The link leads to a professional-looking clone of the CMB portal, featuring the distinctive red and grey triskelion-style logo. This sophisticated phishing kit is designed to harvest:
Identifiant / Login ID
Password / PIN: Captured via a fake interactive virtual keyboard that mimics the bank’s security feature.
Mobile Phone Number
Real-time Authorization: The fake site prompts the victim to confirm a notification in their official CMB app or enter an SMS code. This allows the attacker to authorize a fraudulent wire transfer or register a new “Trusted Device” to the account instantly.
⚠️ Red Flags to Watch For
The Deceptive URL: The official domain is cmb.fr. Phishing sites use addresses like votre-compte-cmb.online, securite-cmb-bretagne.net, or free subdomains like cmb-client.web.app.

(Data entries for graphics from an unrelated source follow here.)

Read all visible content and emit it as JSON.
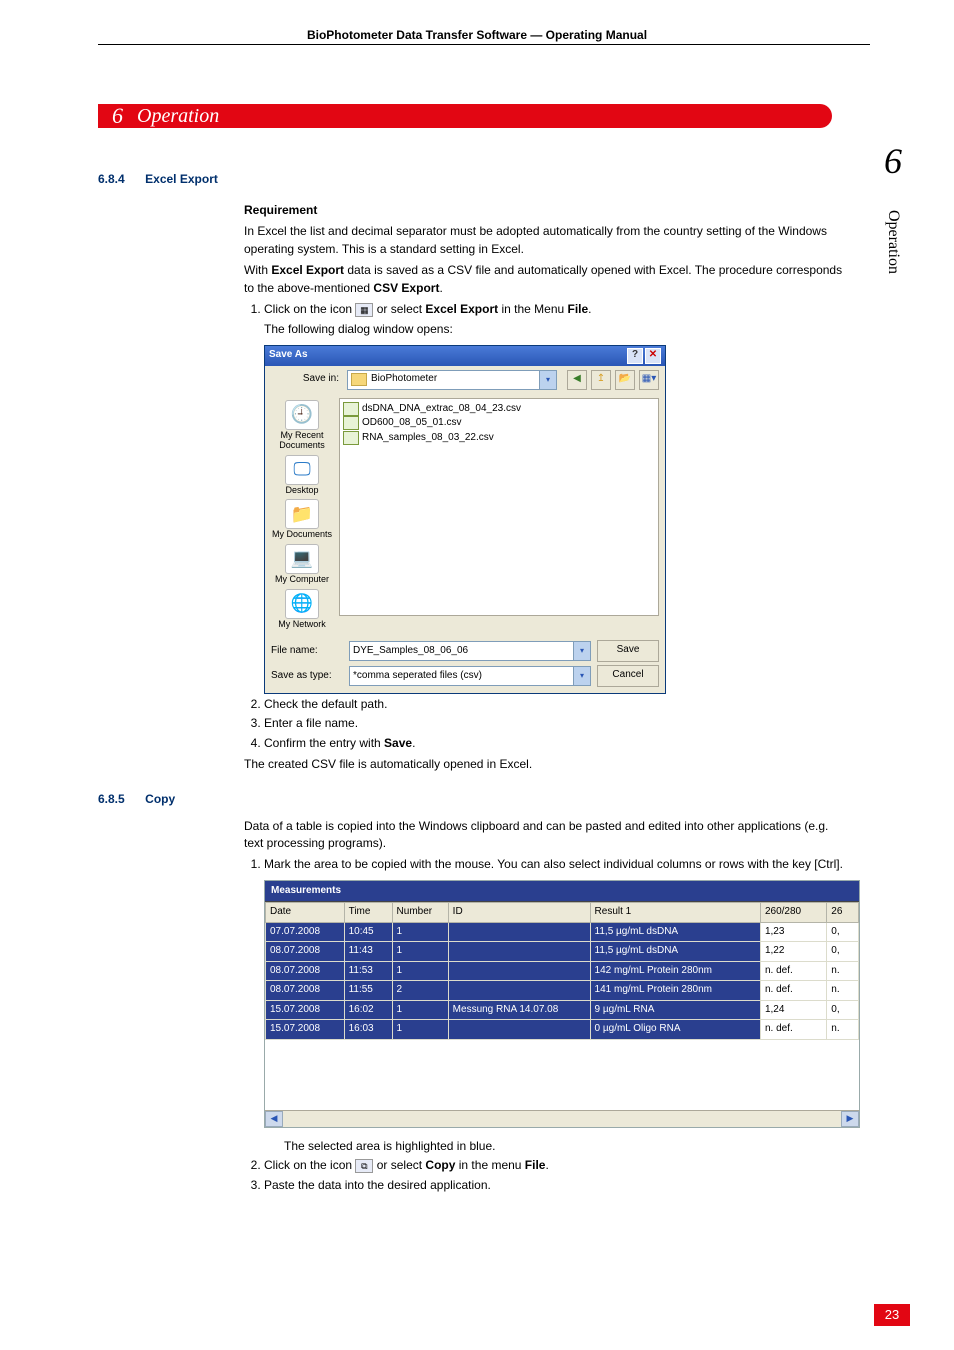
{
  "header": "BioPhotometer Data Transfer Software  —  Operating Manual",
  "chapter": {
    "num": "6",
    "title": "Operation"
  },
  "big_section_number": "6",
  "side_tab": "Operation",
  "page_number": "23",
  "sec684": {
    "num": "6.8.4",
    "title": "Excel Export",
    "subhead": "Requirement",
    "req1": "In Excel the list and decimal separator must be adopted automatically from the country setting of the Windows operating system. This is a standard setting in Excel.",
    "with1": "With ",
    "kw_excel_export": "Excel Export",
    "with2": " data is saved as a CSV file and automatically opened with Excel. The procedure corresponds to the above-mentioned ",
    "kw_csv_export": "CSV Export",
    "with3": ".",
    "step1a": "Click on the icon ",
    "step1b": " or select ",
    "step1c": " in the Menu ",
    "kw_file": "File",
    "step1d": ".",
    "step1e": "The following dialog window opens:",
    "step2": "Check the default path.",
    "step3": "Enter a file name.",
    "step4a": "Confirm the entry with ",
    "kw_save": "Save",
    "step4b": ".",
    "after": "The created CSV file is automatically opened in Excel."
  },
  "saveas": {
    "title": "Save As",
    "save_in_label": "Save in:",
    "save_in_value": "BioPhotometer",
    "files": [
      "dsDNA_DNA_extrac_08_04_23.csv",
      "OD600_08_05_01.csv",
      "RNA_samples_08_03_22.csv"
    ],
    "places": [
      {
        "icon": "🕘",
        "label": "My Recent Documents"
      },
      {
        "icon": "🖵",
        "label": "Desktop"
      },
      {
        "icon": "📁",
        "label": "My Documents"
      },
      {
        "icon": "💻",
        "label": "My Computer"
      },
      {
        "icon": "🌐",
        "label": "My Network"
      }
    ],
    "filename_label": "File name:",
    "filename_value": "DYE_Samples_08_06_06",
    "saveastype_label": "Save as type:",
    "saveastype_value": "*comma seperated files (csv)",
    "btn_save": "Save",
    "btn_cancel": "Cancel",
    "toolbar_icons": [
      "◀",
      "↥",
      "📂",
      "▦▾"
    ]
  },
  "sec685": {
    "num": "6.8.5",
    "title": "Copy",
    "intro": "Data of a table is copied into the Windows clipboard and can be pasted and edited into other applications (e.g. text processing programs).",
    "step1": "Mark the area to be copied with the mouse. You can also select individual columns or rows with the key [Ctrl].",
    "after1": "The selected area is highlighted in blue.",
    "step2a": "Click on the icon ",
    "step2b": " or select ",
    "kw_copy": "Copy",
    "step2c": " in the menu ",
    "kw_file": "File",
    "step2d": ".",
    "step3": "Paste the data into the desired application."
  },
  "meas": {
    "title": "Measurements",
    "cols": [
      "Date",
      "Time",
      "Number",
      "ID",
      "Result 1",
      "260/280",
      "26"
    ],
    "rows": [
      [
        "07.07.2008",
        "10:45",
        "1",
        "",
        "11,5 µg/mL dsDNA",
        "1,23",
        "0,"
      ],
      [
        "08.07.2008",
        "11:43",
        "1",
        "",
        "11,5 µg/mL dsDNA",
        "1,22",
        "0,"
      ],
      [
        "08.07.2008",
        "11:53",
        "1",
        "",
        "142 mg/mL Protein 280nm",
        "n. def.",
        "n."
      ],
      [
        "08.07.2008",
        "11:55",
        "2",
        "",
        "141 mg/mL Protein 280nm",
        "n. def.",
        "n."
      ],
      [
        "15.07.2008",
        "16:02",
        "1",
        "Messung RNA 14.07.08",
        "9 µg/mL RNA",
        "1,24",
        "0,"
      ],
      [
        "15.07.2008",
        "16:03",
        "1",
        "",
        "0 µg/mL Oligo RNA",
        "n. def.",
        "n."
      ]
    ],
    "col_widths": [
      "68px",
      "38px",
      "46px",
      "130px",
      "158px",
      "56px",
      "22px"
    ],
    "selected_cols": [
      0,
      1,
      2,
      3,
      4
    ]
  }
}
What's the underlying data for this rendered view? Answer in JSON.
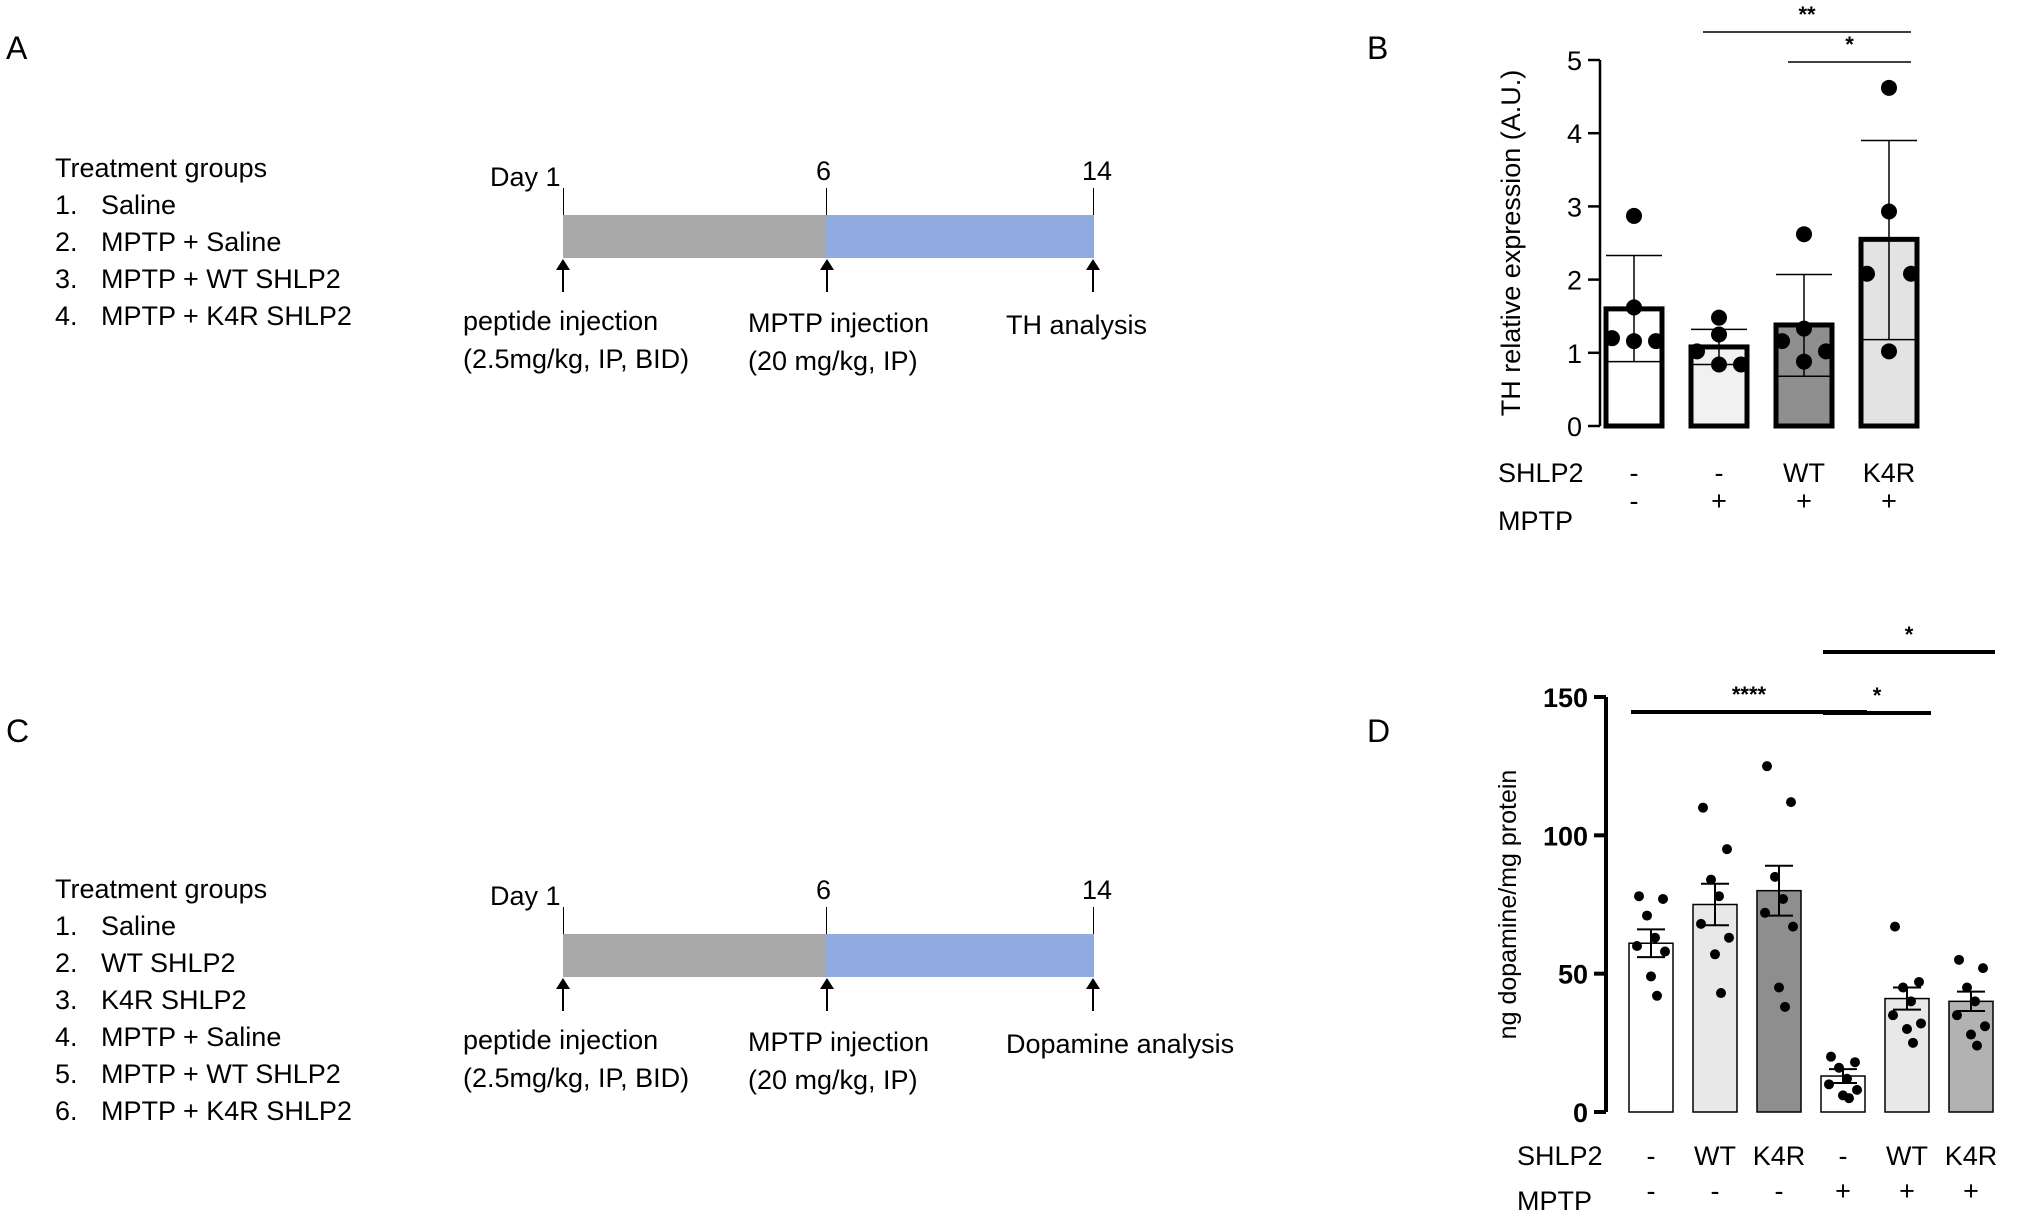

Virtual Keyboard Glitches: While the fake site mimics the official numeric keypad, it may load slowly or fail to respond correctly to clicks, as it is capturing your input in real-time.
Unsolicited SMS with Links: CMB officially states they will never include a clickable link in an SMS regarding account security or “blocking” access.
💡 Expert Security Tip: The “Digital Key” Interception
The Method:
This case highlights a Man-in-the-Middle (MitM) attack targeting the French “Clé Digitale” (Digital Key) system. Scammers are not just looking for your password; they are waiting in real-time to intercept your app-based authorization.
The Trap:
When you enter your credentials on this fake page, the attacker simultaneously logs into the actual CMB server. The moment the bank sends a “Push Notification” to your phone to confirm your identity, the phishing site tells you to “Accept the notification on your smartphone to finish synchronization.” By tapping “Confirm,” you are actually authorizing the hacker’s login or a large fraudulent payment.
How to Protect Yourself:
Read Before You Tap: When you receive a confirmation prompt on your smartphone, read the text carefully. If it says “Confirm new device registration” or “Confirm a transfer of X €” while you were just trying to “log in” via a link, REJECT IT immediately.
The “Context” Rule: A digital key notification should only appear if YOU manually accessed the official www.cmb.fr website or opened the official app.
Zero Trust for SMS Links: If an SMS says your account is blocked and provides a link to “unblock” it, it is a scam. Log in directly through your official app to check for any real alerts.